Physicist Kip Thorne On the Physics of "Interstellar"

A review of Interstellar at Scientific American that was not entirely flattering of the film's scientific aspects caught the eye of Cal Tech physicist Kip Thorne, who served as a consultant on the movie, and has actually written a book on the physics depicted. He and SciAm writer Lee Billings ended up having a conversation about how the film deals with time travel, black holes, and more. A slice: I think the laws of physics very probably forbid warp drives and traversable wormholes. The research that has gone on over the past 25 years trying to determine whether its possible all point in negative directions, but it’s not a firmly closed door. So there are two issues here. One is that the laws of physics probably forbid it, but, gee, if they don’t, it would be great to have! The other is that the technology required to make a warp drive or a traversable wormhole is so far, far, far beyond the technology needed for a laser sail or a nuclear-pulse rocket that I would not be in favor of putting any significant resources into trying to develop it. Now, you may have small amounts of money—tens or hundreds of thousands of dollars—spent on this, but nothing is wrong with that. Peer-review, at least in the United States and in Europe, is too strong for there to be any danger of millions or billions of dollars being spent on these things. The technology required for wormholes is so far removed from our current and plausible near-future capabilities that to throw lots of money at it would almost certainly be a total boondoggle.

Re:Total Boondoggle

[Feral+Nerd]

The technology required for wormholes is so far removed from our current and plausible near-future capabilities that to throw lots of money at it would almost certainly be a total boondoggle.

So basically what he's saying is we might as well dump the money into a black hole. Sounds like most government programs.

Does that cover the government projects where they bail to private companies that are to big to fail?

Interstellar is a work of - get this - fiction

Why is Scientific American even running such an article?

What's next? Supposedly-serious newspapers "fact-checking" a comedy sketch?

Re:Total Boondoggle

[Immerman]

Sure he is. He's saying there's no realistic chance of "receiving" the technology today, no matter how much you spend, this isn't a video game tech tree. In a few centuries or millenia our science and technology may have advanced enough that we might at least have an idea how to start chasing the dream; or maybe not - at present the evidence slightly suggests that such technologies are impossible for anyone in the universe, regardless of their level of technology or how many resources they're willing to dedicate to developing them.

Re:You will not go to wormhole today.

[Baloroth]

Humor aside, relativity and thermodynamics have been proven at both the largest and smallest scales that humans have been able to observe, and at every level in between.

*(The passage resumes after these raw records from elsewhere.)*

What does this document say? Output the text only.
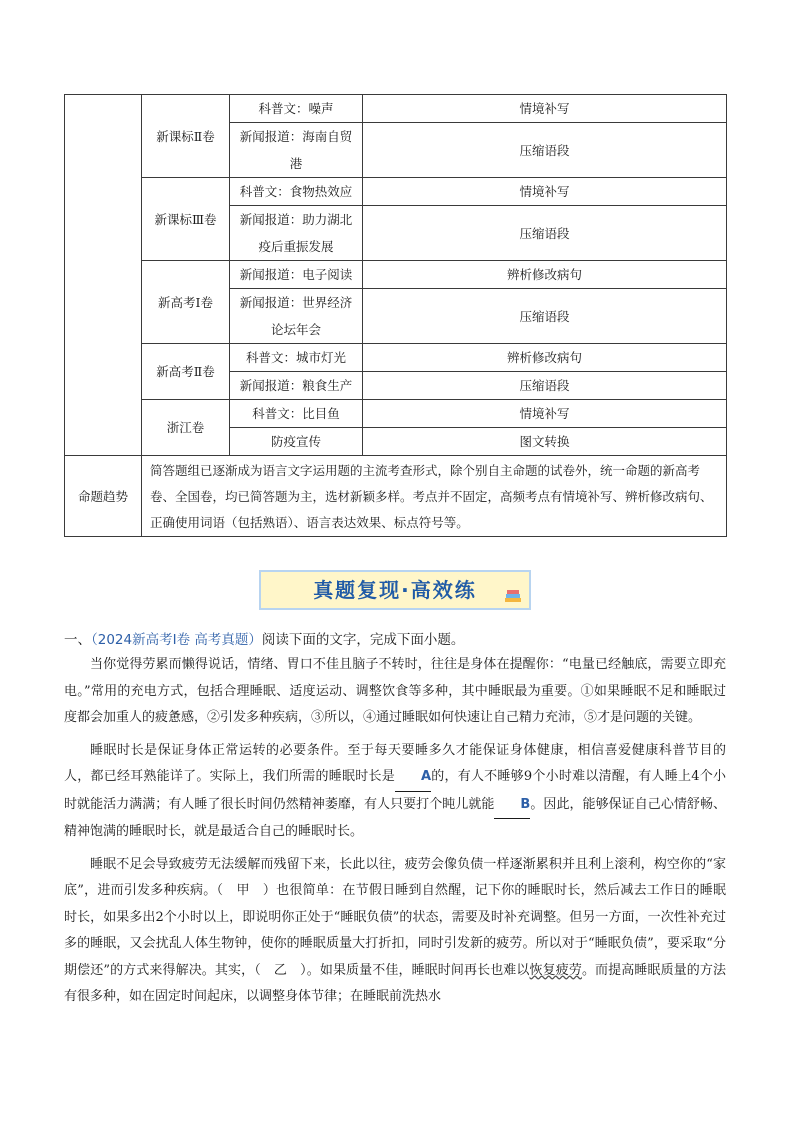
	新课标Ⅱ卷	科普文：噪声	情境补写
		新闻报道：海南自贸港	压缩语段
	新课标Ⅲ卷	科普文：食物热效应	情境补写
		新闻报道：助力湖北疫后重振发展	压缩语段
	新高考Ⅰ卷	新闻报道：电子阅读	辨析修改病句
		新闻报道：世界经济论坛年会	压缩语段
	新高考Ⅱ卷	科普文：城市灯光	辨析修改病句
		新闻报道：粮食生产	压缩语段
	浙江卷	科普文：比目鱼	情境补写
		防疫宣传	图文转换
命题趋势	简答题组已逐渐成为语言文字运用题的主流考查形式，除个别自主命题的试卷外，统一命题的新高考卷、全国卷，均已简答题为主，选材新颖多样。考点并不固定，高频考点有情境补写、辨析修改病句、正确使用词语（包括熟语）、语言表达效果、标点符号等。		
真题复现·高效练
一、（2024新高考Ⅰ卷 高考真题）阅读下面的文字，完成下面小题。

当你觉得劳累而懒得说话，情绪、胃口不佳且脑子不转时，往往是身体在提醒你：“电量已经触底，需要立即充电。”常用的充电方式，包括合理睡眠、适度运动、调整饮食等多种，其中睡眠最为重要。①如果睡眠不足和睡眠过度都会加重人的疲惫感，②引发多种疾病，③所以，④通过睡眠如何快速让自己精力充沛，⑤才是问题的关键。

睡眠时长是保证身体正常运转的必要条件。至于每天要睡多久才能保证身体健康，相信喜爱健康科普节目的人，都已经耳熟能详了。实际上，我们所需的睡眠时长是 A的，有人不睡够9个小时难以清醒，有人睡上4个小时就能活力满满；有人睡了很长时间仍然精神萎靡，有人只要打个盹儿就能 B。因此，能够保证自己心情舒畅、精神饱满的睡眠时长，就是最适合自己的睡眠时长。

睡眠不足会导致疲劳无法缓解而残留下来，长此以往，疲劳会像负债一样逐渐累积并且利上滚利，构空你的“家底”，进而引发多种疾病。（　甲　）也很简单：在节假日睡到自然醒，记下你的睡眠时长，然后减去工作日的睡眠时长，如果多出2个小时以上，即说明你正处于“睡眠负债”的状态，需要及时补充调整。但另一方面，一次性补充过多的睡眠，又会扰乱人体生物钟，使你的睡眠质量大打折扣，同时引发新的疲劳。所以对于“睡眠负债”，要采取“分期偿还”的方式来得解决。其实，（　乙　）。如果质量不佳，睡眠时间再长也难以恢复疲劳。而提高睡眠质量的方法有很多种，如在固定时间起床，以调整身体节律；在睡眠前洗热水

This is half completely wrong. Thermodynamics by definition does not apply to small scales, only to bulk systems. Hell, a small system of particles can (and in fact quite often will) easily violate the laws of thermodynamics. They're almost meaningless at small (i.e. a few dozen atoms) scales, because they're purely statistical laws. Even a large system can, in principle, violate the laws of thermodynamics, but only for extremely brief periods of time, and with a likelihood that approaches zero for macroscopic (order of 10^23 particles) systems.

Secondly, the behavior of relativity at very small scales is currently unknown. Reconciling general relativity with quantum mechanics requires quantized gravity, and all current attempts to describe that mathematically have failed. This is a problem in either very small scales (i.e. Planck lengths, which to be fair haven't been observed and probably won't for quite some time), or in extremely large gravitational fields, such as that created by black holes, which we have (indirectly) observed. Both relativity and thermodynamics work great in their relative domains, but both of them have known domains where they collapse. For thermodynamics that doesn't really matter (it's constructed to only be true for bulk systems), but it's a pretty big issue for relativity, and suggests there is a significant gap in our knowledge.